PHILIP HOFFMAN. “Om te investeren in kunst moet je niet alleen financiële kennis hebben, je moet de kunstmarkt ook begrijpen. Je verkoopt geen wasmachines. De ene Picasso is de andere niet. De waarde is geen optelsom van parameters zoals de afmetingen van het schilderij en wanneer het is gemaakt. Er zijn zo veel andere factoren, zoals de staat waarin het zich bevindt, de herkomst, hoeveel keer het werk is tentoongesteld en waar.”
Maar er valt dus wel geld mee te verdienen?
HOFFMAN. “Onze klanten haalden tussen 2004 en 2015 gemiddeld een rendement van 5 procent per jaar. Sommige mensen noemen dat weinig, maar dan wijs ik erop dat het om een belegging met een laag risico gaat. We hebben ons nooit met schulden gefinancierd en bezitten een gediversifieerde portefeuille die bestaat uit kunstwerken van hoge kwaliteit. Ik kan trots zeggen dat we op minder dan 2 procent van het volume en de waarde van onze beleggingen verlies hebben gemaakt. Voor een aandelentrader zou dat fenomenaal zijn.”
Hoe hard kwam de crisis aan?
HOFFMAN. “Heel hard. In 2007 had ik bijvoorbeeld een Christopher Wool gekocht voor 800.000 dollar. In 2009 werd een vergelijkbaar werk van hem bij Christie’s verkocht voor 400.000 dollar. Omdat wij mark-to-market waarderen, betekende dat een waardevermindering van 50 procent. Geen fijne boodschap voor onze investeerders. Gelukkig hadden ze begrip voor de moeilijke marktomstandigheden en waardeerden ze onze transparantie. Onze concurrenten bleven bijvoorbeeld halsstarrig beweren dat al hun werken nog evenveel waard waren als voor de crisis. Uiteindelijk hebben we die Wool twee jaar later verkocht voor 1,8 miljoen dollar. Het is voor mij het bewijs dat als je op je experts vertrouwt, het bijna altijd goed komt.”
Neemt u zelf ooit beslissingen over wat er gekocht wordt?
HOFFMAN. “Nooit ofte nimmer. Als we schilderijen kopen omdat ík ze mooi vind, wordt niemand daar beter van.

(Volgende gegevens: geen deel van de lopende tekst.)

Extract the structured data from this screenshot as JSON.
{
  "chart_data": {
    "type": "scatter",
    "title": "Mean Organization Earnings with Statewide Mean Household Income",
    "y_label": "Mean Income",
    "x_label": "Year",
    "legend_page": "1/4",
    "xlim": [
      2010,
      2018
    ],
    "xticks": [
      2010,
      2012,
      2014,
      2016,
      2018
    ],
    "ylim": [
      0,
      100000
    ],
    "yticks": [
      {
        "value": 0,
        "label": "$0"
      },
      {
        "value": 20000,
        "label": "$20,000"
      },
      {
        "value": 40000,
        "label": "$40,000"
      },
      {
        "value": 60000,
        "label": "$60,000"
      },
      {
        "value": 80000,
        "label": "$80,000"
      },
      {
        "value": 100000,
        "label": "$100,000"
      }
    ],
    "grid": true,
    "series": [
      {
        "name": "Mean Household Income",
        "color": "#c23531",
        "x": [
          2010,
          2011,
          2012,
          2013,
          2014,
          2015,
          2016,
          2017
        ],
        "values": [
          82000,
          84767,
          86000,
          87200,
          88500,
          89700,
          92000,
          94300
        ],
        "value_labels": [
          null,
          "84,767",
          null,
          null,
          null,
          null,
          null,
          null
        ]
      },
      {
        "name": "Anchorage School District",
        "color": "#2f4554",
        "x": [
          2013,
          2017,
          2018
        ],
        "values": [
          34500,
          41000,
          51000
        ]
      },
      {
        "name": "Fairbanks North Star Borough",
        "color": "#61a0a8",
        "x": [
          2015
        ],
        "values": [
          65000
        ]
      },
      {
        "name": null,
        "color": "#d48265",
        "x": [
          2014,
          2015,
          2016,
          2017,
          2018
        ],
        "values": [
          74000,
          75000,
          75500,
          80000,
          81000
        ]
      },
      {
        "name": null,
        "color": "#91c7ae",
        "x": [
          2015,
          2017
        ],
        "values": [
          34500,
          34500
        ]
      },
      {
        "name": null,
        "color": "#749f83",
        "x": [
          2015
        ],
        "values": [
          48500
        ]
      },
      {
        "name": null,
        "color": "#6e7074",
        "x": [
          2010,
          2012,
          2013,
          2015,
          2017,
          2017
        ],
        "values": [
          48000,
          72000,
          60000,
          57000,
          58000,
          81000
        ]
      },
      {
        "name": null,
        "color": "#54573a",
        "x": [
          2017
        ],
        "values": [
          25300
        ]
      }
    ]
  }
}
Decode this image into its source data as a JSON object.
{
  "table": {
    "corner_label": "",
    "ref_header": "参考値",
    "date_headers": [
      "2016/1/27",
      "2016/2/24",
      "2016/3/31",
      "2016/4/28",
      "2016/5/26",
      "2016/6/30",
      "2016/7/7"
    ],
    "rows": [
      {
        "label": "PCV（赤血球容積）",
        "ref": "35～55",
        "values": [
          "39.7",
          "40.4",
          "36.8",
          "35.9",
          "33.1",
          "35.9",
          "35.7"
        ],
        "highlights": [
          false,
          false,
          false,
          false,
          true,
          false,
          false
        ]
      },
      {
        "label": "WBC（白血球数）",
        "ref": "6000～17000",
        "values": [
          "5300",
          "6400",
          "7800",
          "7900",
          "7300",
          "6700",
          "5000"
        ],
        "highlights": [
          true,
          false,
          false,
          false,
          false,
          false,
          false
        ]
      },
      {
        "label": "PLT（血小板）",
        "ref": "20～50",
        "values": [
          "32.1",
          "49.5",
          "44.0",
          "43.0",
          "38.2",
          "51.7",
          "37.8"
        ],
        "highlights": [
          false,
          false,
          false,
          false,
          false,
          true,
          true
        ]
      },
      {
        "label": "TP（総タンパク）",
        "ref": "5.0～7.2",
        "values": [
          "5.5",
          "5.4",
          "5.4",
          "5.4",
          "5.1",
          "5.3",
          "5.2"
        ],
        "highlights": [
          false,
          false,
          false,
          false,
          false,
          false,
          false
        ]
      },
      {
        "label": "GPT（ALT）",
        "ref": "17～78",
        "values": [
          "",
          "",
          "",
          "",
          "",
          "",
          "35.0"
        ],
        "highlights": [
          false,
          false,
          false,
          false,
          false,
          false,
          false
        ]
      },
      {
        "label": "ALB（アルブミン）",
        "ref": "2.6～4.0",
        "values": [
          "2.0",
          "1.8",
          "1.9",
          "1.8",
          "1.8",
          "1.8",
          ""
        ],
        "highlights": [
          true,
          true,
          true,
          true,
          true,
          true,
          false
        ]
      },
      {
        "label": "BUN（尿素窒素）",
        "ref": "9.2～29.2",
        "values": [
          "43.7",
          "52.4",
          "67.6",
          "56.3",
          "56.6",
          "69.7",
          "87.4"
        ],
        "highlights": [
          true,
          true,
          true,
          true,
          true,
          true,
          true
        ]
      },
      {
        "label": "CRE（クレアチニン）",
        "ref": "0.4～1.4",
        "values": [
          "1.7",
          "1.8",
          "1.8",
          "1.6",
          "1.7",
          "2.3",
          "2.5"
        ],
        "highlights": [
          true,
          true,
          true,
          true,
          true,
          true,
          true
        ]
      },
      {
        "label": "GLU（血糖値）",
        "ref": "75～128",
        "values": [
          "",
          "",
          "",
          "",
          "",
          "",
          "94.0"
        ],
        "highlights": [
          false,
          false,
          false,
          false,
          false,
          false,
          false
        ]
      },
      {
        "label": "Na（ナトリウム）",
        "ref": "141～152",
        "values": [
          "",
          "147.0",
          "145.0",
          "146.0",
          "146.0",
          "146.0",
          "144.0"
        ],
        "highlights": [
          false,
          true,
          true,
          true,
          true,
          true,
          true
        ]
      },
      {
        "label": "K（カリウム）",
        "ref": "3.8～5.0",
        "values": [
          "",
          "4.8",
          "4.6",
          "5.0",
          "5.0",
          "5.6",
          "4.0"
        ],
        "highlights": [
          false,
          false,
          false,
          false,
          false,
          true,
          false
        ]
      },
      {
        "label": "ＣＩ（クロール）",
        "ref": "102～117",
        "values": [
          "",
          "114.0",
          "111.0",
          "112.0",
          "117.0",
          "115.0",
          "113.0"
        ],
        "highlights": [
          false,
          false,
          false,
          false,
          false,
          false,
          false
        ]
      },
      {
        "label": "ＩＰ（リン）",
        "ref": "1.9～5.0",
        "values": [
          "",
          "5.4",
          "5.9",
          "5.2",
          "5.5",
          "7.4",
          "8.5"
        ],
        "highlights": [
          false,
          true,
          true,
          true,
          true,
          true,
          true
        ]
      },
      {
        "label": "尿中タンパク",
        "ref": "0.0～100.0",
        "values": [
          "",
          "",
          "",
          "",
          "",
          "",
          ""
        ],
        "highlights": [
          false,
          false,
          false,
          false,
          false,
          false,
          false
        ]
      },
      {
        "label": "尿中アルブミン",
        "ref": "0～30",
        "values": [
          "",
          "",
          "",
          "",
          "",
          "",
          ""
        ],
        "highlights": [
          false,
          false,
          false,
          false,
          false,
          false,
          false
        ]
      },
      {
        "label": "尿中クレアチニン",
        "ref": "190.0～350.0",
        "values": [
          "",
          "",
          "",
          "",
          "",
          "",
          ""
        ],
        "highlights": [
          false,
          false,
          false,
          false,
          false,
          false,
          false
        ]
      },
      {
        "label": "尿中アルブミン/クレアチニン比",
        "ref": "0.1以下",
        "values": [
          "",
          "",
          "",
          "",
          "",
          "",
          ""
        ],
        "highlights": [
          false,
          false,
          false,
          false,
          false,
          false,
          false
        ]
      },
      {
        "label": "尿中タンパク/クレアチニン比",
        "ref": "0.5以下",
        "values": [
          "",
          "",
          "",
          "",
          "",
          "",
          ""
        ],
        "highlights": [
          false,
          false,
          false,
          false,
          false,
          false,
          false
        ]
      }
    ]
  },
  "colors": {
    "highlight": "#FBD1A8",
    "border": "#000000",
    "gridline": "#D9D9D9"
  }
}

Ik weet hoe weinig ik weet van kunst, maar door mijn netwerk en ervaring weet ik wel wie de mensen zijn die er alles van afweten. Er werken ook enkele van de beste kunstexperts uit de business bij onze groep, zoals Guy Jennings, de voormalige voorzitter van het departement impressionisme en moderne kunst bij Christie’s.
“Een van onze sterktes is dat we altijd co-investeren met belangrijke kunstexperts. Ze kunnen een schilderij van Christopher Wool aanprijzen, maar ze moeten dat advies wel ruggensteunen met skin in the game. Als wij 1 miljoen investeren, stoppen zij er bijvoorbeeld zelf 100.000 in.”
“Het is tijd voor een correctie op de kunstmarkt”, zei de bekende collectioneur Eli Broad enkele weken geleden. Is er dan een zeepbel?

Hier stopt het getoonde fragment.